IL-4 release by human leukemic and activated normal basophils.

Recently, authors have addressed the ability of human basophils to produce IL-4. We report here the detection of significant serum IL-4 levels in a case of acute transformation of chronic myelogenous leukemia with a predominant basophilic cell population. Leukemic basophils were isolated from patients' PBMC and assayed for their IL-4-mRNA expression and their ability to secrete this cytokine in vitro. Leukemic basophilic cells (> 90% toluidine blue positive) but not other PBMC expressed IL-4-mRNA, contained IL-4 protein, and secreted this cytokine.

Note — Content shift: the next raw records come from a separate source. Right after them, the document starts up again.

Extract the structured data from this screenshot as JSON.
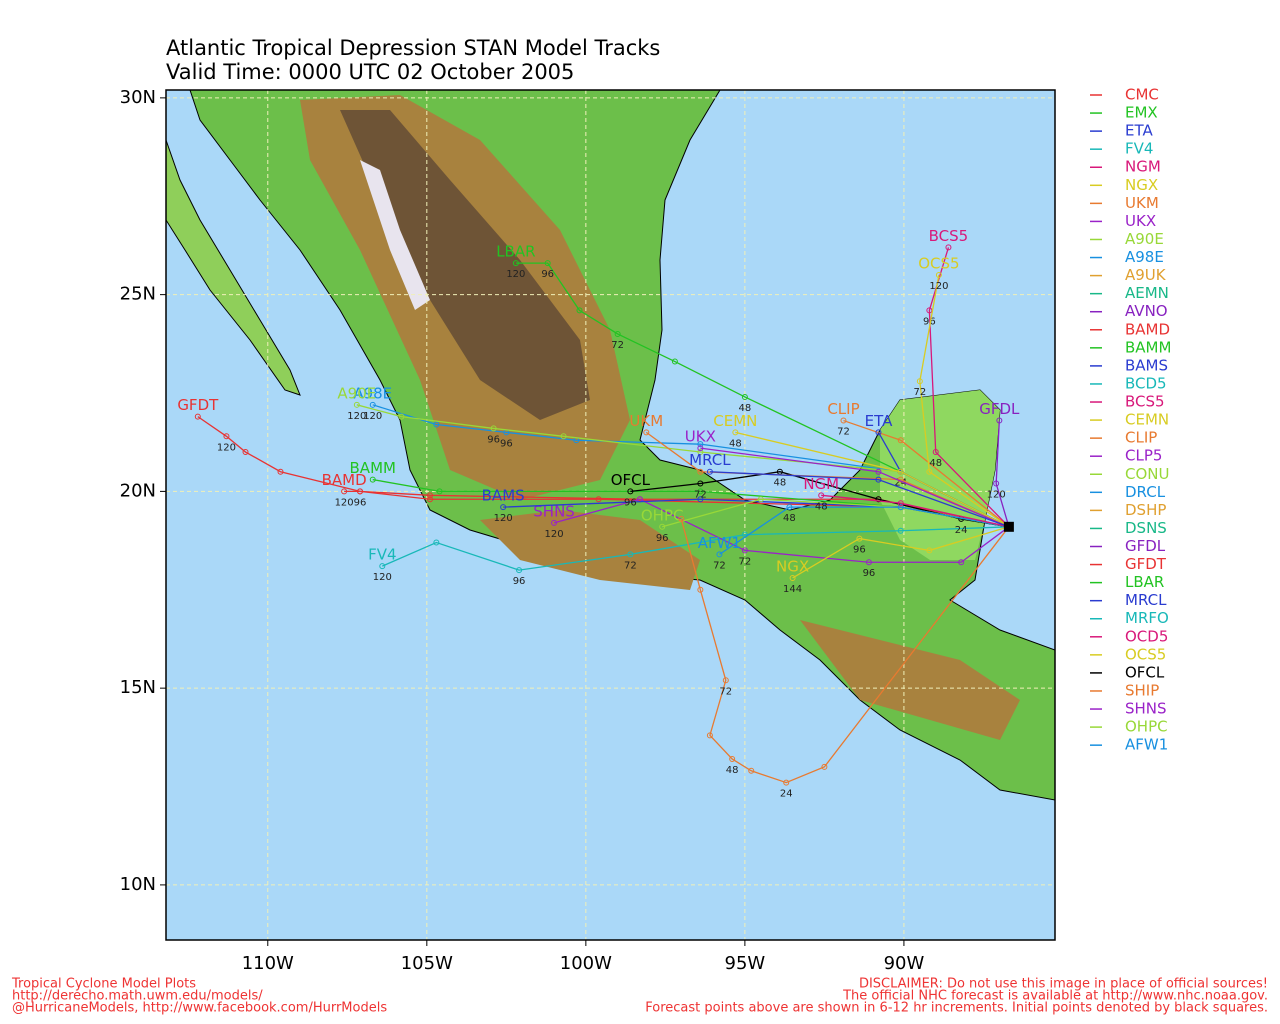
{
  "chart_data": {
    "type": "track-map",
    "title": "Atlantic Tropical Depression STAN Model Tracks",
    "subtitle": "Valid Time: 0000 UTC 02 October 2005",
    "xlim": [
      -113.2,
      -85.25
    ],
    "ylim": [
      8.6,
      30.2
    ],
    "xticks": [
      {
        "value": -110,
        "label": "110W"
      },
      {
        "value": -105,
        "label": "105W"
      },
      {
        "value": -100,
        "label": "100W"
      },
      {
        "value": -95,
        "label": "95W"
      },
      {
        "value": -90,
        "label": "90W"
      }
    ],
    "yticks": [
      {
        "value": 10,
        "label": "10N"
      },
      {
        "value": 15,
        "label": "15N"
      },
      {
        "value": 20,
        "label": "20N"
      },
      {
        "value": 25,
        "label": "25N"
      },
      {
        "value": 30,
        "label": "30N"
      }
    ],
    "grid": true,
    "legend": [
      {
        "name": "CMC",
        "color": "#e83333"
      },
      {
        "name": "EMX",
        "color": "#22c322"
      },
      {
        "name": "ETA",
        "color": "#2a3cd0"
      },
      {
        "name": "FV4",
        "color": "#18b8b8"
      },
      {
        "name": "NGM",
        "color": "#d8187a"
      },
      {
        "name": "NGX",
        "color": "#d8cc22"
      },
      {
        "name": "UKM",
        "color": "#e87a30"
      },
      {
        "name": "UKX",
        "color": "#9a22c8"
      },
      {
        "name": "A90E",
        "color": "#98d838"
      },
      {
        "name": "A98E",
        "color": "#1890e0"
      },
      {
        "name": "A9UK",
        "color": "#e0a030"
      },
      {
        "name": "AEMN",
        "color": "#18b888"
      },
      {
        "name": "AVNO",
        "color": "#8822c0"
      },
      {
        "name": "BAMD",
        "color": "#e83333"
      },
      {
        "name": "BAMM",
        "color": "#22c322"
      },
      {
        "name": "BAMS",
        "color": "#2a3cd0"
      },
      {
        "name": "BCD5",
        "color": "#18b8b8"
      },
      {
        "name": "BCS5",
        "color": "#d8187a"
      },
      {
        "name": "CEMN",
        "color": "#d8cc22"
      },
      {
        "name": "CLIP",
        "color": "#e87a30"
      },
      {
        "name": "CLP5",
        "color": "#9a22c8"
      },
      {
        "name": "CONU",
        "color": "#98d838"
      },
      {
        "name": "DRCL",
        "color": "#1890e0"
      },
      {
        "name": "DSHP",
        "color": "#e0a030"
      },
      {
        "name": "DSNS",
        "color": "#18b888"
      },
      {
        "name": "GFDL",
        "color": "#8822c0"
      },
      {
        "name": "GFDT",
        "color": "#e83333"
      },
      {
        "name": "LBAR",
        "color": "#22c322"
      },
      {
        "name": "MRCL",
        "color": "#2a3cd0"
      },
      {
        "name": "MRFO",
        "color": "#18b8b8"
      },
      {
        "name": "OCD5",
        "color": "#d8187a"
      },
      {
        "name": "OCS5",
        "color": "#d8cc22"
      },
      {
        "name": "OFCL",
        "color": "#000000"
      },
      {
        "name": "SHIP",
        "color": "#e87a30"
      },
      {
        "name": "SHNS",
        "color": "#9a22c8"
      },
      {
        "name": "OHPC",
        "color": "#98d838"
      },
      {
        "name": "AFW1",
        "color": "#1890e0"
      }
    ],
    "tracks": [
      {
        "label": "GFDT",
        "color": "#e83333",
        "lon": [
          -86.7,
          -90.8,
          -98.3,
          -104.9,
          -107.1,
          -109.6,
          -110.7,
          -111.3,
          -112.2
        ],
        "lat": [
          19.1,
          19.8,
          19.8,
          19.9,
          20.0,
          20.5,
          21.0,
          21.4,
          21.9
        ],
        "hours": [
          null,
          null,
          null,
          null,
          null,
          null,
          null,
          120,
          null
        ]
      },
      {
        "label": "BAMD",
        "color": "#e83333",
        "lon": [
          -86.7,
          -90.1,
          -99.6,
          -104.9,
          -107.1,
          -107.6
        ],
        "lat": [
          19.1,
          19.6,
          19.8,
          19.8,
          20.0,
          20.0
        ],
        "hours": [
          null,
          null,
          null,
          null,
          96,
          120
        ]
      },
      {
        "label": "BAMM",
        "color": "#22c322",
        "lon": [
          -86.7,
          -90.1,
          -96.4,
          -104.6,
          -106.7
        ],
        "lat": [
          19.1,
          19.6,
          20.0,
          20.0,
          20.3
        ],
        "hours": [
          null,
          null,
          null,
          null,
          null
        ]
      },
      {
        "label": "A98E",
        "color": "#1890e0",
        "lon": [
          -86.7,
          -90.1,
          -96.4,
          -100.3,
          -102.5,
          -104.7,
          -106.7
        ],
        "lat": [
          19.1,
          20.5,
          21.2,
          21.3,
          21.5,
          21.7,
          22.2
        ],
        "hours": [
          null,
          null,
          null,
          null,
          96,
          null,
          120
        ]
      },
      {
        "label": "A90E",
        "color": "#98d838",
        "lon": [
          -86.7,
          -90.1,
          -96.4,
          -100.7,
          -102.9,
          -105.8,
          -107.2
        ],
        "lat": [
          19.1,
          20.5,
          21.0,
          21.4,
          21.6,
          21.9,
          22.2
        ],
        "hours": [
          null,
          null,
          null,
          null,
          96,
          null,
          120
        ]
      },
      {
        "label": "FV4",
        "color": "#18b8b8",
        "lon": [
          -86.7,
          -90.1,
          -95.0,
          -98.6,
          -102.1,
          -104.7,
          -106.4
        ],
        "lat": [
          19.1,
          19.0,
          18.9,
          18.4,
          18.0,
          18.7,
          18.1
        ],
        "hours": [
          null,
          null,
          null,
          72,
          96,
          null,
          120
        ]
      },
      {
        "label": "LBAR",
        "color": "#22c322",
        "lon": [
          -86.7,
          -90.1,
          -95.0,
          -97.2,
          -99.0,
          -100.2,
          -101.2,
          -102.2
        ],
        "lat": [
          19.1,
          20.5,
          22.4,
          23.3,
          24.0,
          24.6,
          25.8,
          25.8
        ],
        "hours": [
          null,
          null,
          48,
          null,
          72,
          null,
          96,
          120
        ]
      },
      {
        "label": "SHNS",
        "color": "#9a22c8",
        "lon": [
          -86.7,
          -88.2,
          -91.1,
          -95.0,
          -98.3,
          -101.0
        ],
        "lat": [
          19.1,
          18.2,
          18.2,
          18.5,
          19.8,
          19.2
        ],
        "hours": [
          null,
          null,
          96,
          72,
          null,
          120
        ]
      },
      {
        "label": "BAMS",
        "color": "#2a3cd0",
        "lon": [
          -86.7,
          -90.1,
          -96.4,
          -102.6
        ],
        "lat": [
          19.1,
          19.6,
          19.8,
          19.6
        ],
        "hours": [
          null,
          null,
          null,
          120
        ]
      },
      {
        "label": "OFCL",
        "color": "#000000",
        "lon": [
          -86.7,
          -88.2,
          -90.8,
          -93.9,
          -96.4,
          -98.6
        ],
        "lat": [
          19.1,
          19.3,
          19.8,
          20.5,
          20.2,
          20.0
        ],
        "hours": [
          null,
          24,
          null,
          48,
          72,
          96
        ]
      },
      {
        "label": "OHPC",
        "color": "#98d838",
        "lon": [
          -86.7,
          -90.1,
          -94.5,
          -97.6
        ],
        "lat": [
          19.1,
          19.6,
          19.8,
          19.1
        ],
        "hours": [
          null,
          null,
          null,
          96
        ]
      },
      {
        "label": "AFW1",
        "color": "#1890e0",
        "lon": [
          -86.7,
          -90.1,
          -93.6,
          -95.8
        ],
        "lat": [
          19.1,
          19.6,
          19.6,
          18.4
        ],
        "hours": [
          null,
          null,
          48,
          72
        ]
      },
      {
        "label": "NGX",
        "color": "#d8cc22",
        "lon": [
          -86.7,
          -89.2,
          -91.4,
          -93.5
        ],
        "lat": [
          19.1,
          18.5,
          18.8,
          17.8
        ],
        "hours": [
          null,
          null,
          96,
          144
        ]
      },
      {
        "label": "CLIP",
        "color": "#e87a30",
        "lon": [
          -86.7,
          -90.1,
          -91.9
        ],
        "lat": [
          19.1,
          21.3,
          21.8
        ],
        "hours": [
          null,
          null,
          72
        ]
      },
      {
        "label": "ETA",
        "color": "#2a3cd0",
        "lon": [
          -86.7,
          -90.1,
          -90.8
        ],
        "lat": [
          19.1,
          20.5,
          21.5
        ],
        "hours": [
          null,
          24,
          null
        ]
      },
      {
        "label": "GFDL",
        "color": "#8822c0",
        "lon": [
          -86.7,
          -87.1,
          -87.0
        ],
        "lat": [
          19.1,
          20.2,
          21.8
        ],
        "hours": [
          null,
          120,
          null
        ]
      },
      {
        "label": "BCS5",
        "color": "#d8187a",
        "lon": [
          -86.7,
          -89.0,
          -89.2,
          -88.6
        ],
        "lat": [
          19.1,
          21.0,
          24.6,
          26.2
        ],
        "hours": [
          null,
          48,
          96,
          null
        ]
      },
      {
        "label": "OCS5",
        "color": "#d8cc22",
        "lon": [
          -86.7,
          -89.2,
          -89.5,
          -88.9
        ],
        "lat": [
          19.1,
          20.5,
          22.8,
          25.5
        ],
        "hours": [
          null,
          null,
          72,
          120
        ]
      },
      {
        "label": "UKM",
        "color": "#e87a30",
        "lon": [
          -86.7,
          -90.1,
          -96.4,
          -98.1
        ],
        "lat": [
          19.1,
          20.3,
          20.5,
          21.5
        ],
        "hours": [
          null,
          null,
          null,
          null
        ]
      },
      {
        "label": "CEMN",
        "color": "#d8cc22",
        "lon": [
          -86.7,
          -90.1,
          -95.3
        ],
        "lat": [
          19.1,
          20.5,
          21.5
        ],
        "hours": [
          null,
          null,
          48
        ]
      },
      {
        "label": "UKX",
        "color": "#9a22c8",
        "lon": [
          -86.7,
          -90.8,
          -96.4
        ],
        "lat": [
          19.1,
          20.5,
          21.1
        ],
        "hours": [
          null,
          null,
          null
        ]
      },
      {
        "label": "NGM",
        "color": "#d8187a",
        "lon": [
          -86.7,
          -90.1,
          -92.6
        ],
        "lat": [
          19.1,
          19.7,
          19.9
        ],
        "hours": [
          null,
          null,
          48
        ]
      },
      {
        "label": "MRCL",
        "color": "#2a3cd0",
        "lon": [
          -86.7,
          -90.8,
          -96.1
        ],
        "lat": [
          19.1,
          20.3,
          20.5
        ],
        "hours": [
          null,
          null,
          null
        ]
      },
      {
        "color": "#e87a30",
        "lon": [
          -86.7,
          -92.5,
          -93.7,
          -94.8,
          -95.4,
          -96.1,
          -95.6,
          -96.4,
          -97.0
        ],
        "lat": [
          19.1,
          13.0,
          12.6,
          12.9,
          13.2,
          13.8,
          15.2,
          17.5,
          19.3
        ],
        "hours": [
          null,
          null,
          24,
          null,
          48,
          null,
          72,
          null,
          null
        ]
      }
    ],
    "footer_left": [
      "Tropical Cyclone Model Plots",
      "http://derecho.math.uwm.edu/models/",
      "@HurricaneModels, http://www.facebook.com/HurrModels"
    ],
    "footer_right": [
      "DISCLAIMER: Do not use this image in place of official sources!",
      "The official NHC forecast is available at http://www.nhc.noaa.gov.",
      "Forecast points above are shown in 6-12 hr increments. Initial points denoted by black squares."
    ]
  }
}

These cells had a spontaneous IL-4 secretion ability, without a need for an exogenous activator. Meanwhile, IL-4 release was significantly increased following leukemic cell activation through Fc epsilon RI-ligation or by Ca2+ ionophore. IL-4 and its mRNA were also detected in leukemic basophils from three other chronic myelogenous leukemia patients with moderate basophilia (13, 14, and 23% basophils in PBMC). To confirm these data in normal human cells, we have developed a method to obtain large numbers of purified basophils from human bone marrow cell cultures. In contrast to leukemic basophils, normal cells required in vitro activation through Fc epsilon RI ligation or by Ca2+ ionophore to express and secrete IL-4. Leukemic and normal basophils secreted histamine following in vitro activation, but were negative for tryptase. These data thus demonstrate the in vivo and in vitro ability of human basophils to produce IL-4.